Trankov colgó y Tennant borró la llamada del registro, a su lado, Adelina Tuktamysheva se dedicaba a fumar sin que nadie se lo impidiera.

-Entonces nuestro amado líder te mandó de guardaespaldas.
-Y tú tendrías que estar esperándolo en Voronezh.
-Tengo asuntos que solucionar.
-¿Cobraste el dinero por las declaraciones que hiciste sobre Tamara Didier?
-Conseguí algo mejor. Es la dirección de Judy Becaud, te dará trabajo.
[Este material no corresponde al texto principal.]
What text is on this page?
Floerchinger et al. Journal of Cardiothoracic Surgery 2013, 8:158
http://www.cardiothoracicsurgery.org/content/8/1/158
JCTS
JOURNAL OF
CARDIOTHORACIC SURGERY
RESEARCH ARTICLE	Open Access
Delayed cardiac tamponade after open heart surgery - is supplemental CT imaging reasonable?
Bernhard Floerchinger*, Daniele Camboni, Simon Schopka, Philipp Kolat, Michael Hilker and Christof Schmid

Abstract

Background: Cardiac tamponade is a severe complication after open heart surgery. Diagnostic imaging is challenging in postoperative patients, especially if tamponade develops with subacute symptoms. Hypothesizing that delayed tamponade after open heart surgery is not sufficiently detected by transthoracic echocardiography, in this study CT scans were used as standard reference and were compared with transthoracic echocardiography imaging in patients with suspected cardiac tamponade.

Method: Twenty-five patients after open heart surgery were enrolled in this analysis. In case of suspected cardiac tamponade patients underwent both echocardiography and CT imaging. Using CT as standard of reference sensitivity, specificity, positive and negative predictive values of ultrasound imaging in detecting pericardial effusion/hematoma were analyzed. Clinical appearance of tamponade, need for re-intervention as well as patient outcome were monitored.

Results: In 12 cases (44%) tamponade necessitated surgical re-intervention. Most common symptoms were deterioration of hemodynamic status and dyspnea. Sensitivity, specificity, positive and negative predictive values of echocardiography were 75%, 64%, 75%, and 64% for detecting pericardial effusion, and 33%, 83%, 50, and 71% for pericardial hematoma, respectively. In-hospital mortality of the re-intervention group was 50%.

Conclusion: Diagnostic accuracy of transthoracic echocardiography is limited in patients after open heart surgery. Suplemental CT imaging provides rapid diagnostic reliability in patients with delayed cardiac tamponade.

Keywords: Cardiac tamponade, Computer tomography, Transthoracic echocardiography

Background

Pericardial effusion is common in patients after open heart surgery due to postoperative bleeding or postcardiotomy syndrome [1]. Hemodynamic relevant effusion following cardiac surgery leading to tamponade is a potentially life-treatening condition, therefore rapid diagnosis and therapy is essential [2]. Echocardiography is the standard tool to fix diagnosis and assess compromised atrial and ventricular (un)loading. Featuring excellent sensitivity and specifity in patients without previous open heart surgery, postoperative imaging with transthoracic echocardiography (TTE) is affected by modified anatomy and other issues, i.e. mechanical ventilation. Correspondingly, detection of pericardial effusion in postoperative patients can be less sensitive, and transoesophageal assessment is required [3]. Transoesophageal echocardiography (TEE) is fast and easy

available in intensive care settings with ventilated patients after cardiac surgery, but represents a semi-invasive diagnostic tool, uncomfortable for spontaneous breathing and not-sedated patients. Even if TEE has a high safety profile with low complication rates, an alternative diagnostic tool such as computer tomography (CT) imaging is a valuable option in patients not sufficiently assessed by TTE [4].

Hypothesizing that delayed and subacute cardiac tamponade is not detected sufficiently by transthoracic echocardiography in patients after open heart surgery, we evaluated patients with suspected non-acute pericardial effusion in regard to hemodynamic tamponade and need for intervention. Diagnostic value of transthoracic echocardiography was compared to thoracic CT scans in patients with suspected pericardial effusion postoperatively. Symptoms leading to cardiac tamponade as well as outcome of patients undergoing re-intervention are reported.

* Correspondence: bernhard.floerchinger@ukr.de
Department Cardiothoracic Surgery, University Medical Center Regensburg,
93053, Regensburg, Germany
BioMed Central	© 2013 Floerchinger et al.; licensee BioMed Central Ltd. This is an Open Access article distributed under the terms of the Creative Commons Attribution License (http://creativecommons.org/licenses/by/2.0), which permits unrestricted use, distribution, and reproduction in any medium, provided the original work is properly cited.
Preséntate en unos días, cuando salga un artículo sobre su marido.
-¿Cómo lo hiciste?
-La pregunta es ¿Por qué entrevistarían a Carlota si ella es nadie? 
-¿Qué tiene que ver?
-Andrew Bessette está interesado en ella, le ha pagado a todo mundo para que le hagan publicidad y Jean Becaud recibió órdenes de nuestro jefe para dejarse exponer por la prensa y aparecer en el mismo número de Paris Match. El amado líder quiere que los Liukin y los Becaud anden juntos por la vida, no sé por qué. 
-¿Cómo sabes eso?
-No conozco las fuentes de Trankov, pero si en minutos se ha logrado enterar de estas cosas y las arregla, no quiero imaginar qué no sabe de nosotros o para qué nos va a utilizar. Tenemos trabajo, Lutz.
-¿Esperamos a Carlota?
-Tú espérala, yo voy a burlarme de Tamara.
-¿Siempre haces lo que quieres?
-Qué viva la revolución.

Adelina sonrió y se separó de Lutz rumbo a la sala de equipaje, con el talante perezoso. Él prosiguió con su vigilancia de Carlota Liukin, pensando de que su ficticia fama sería poco menos que efímera, aunque con tantos autógrafos, regalos y gente conocida alrededor de ella, no estaba tan seguro.

Carlota seguía posando ante los fotógrafos y la extraordinaria lluvia de regalos le cubría los pies.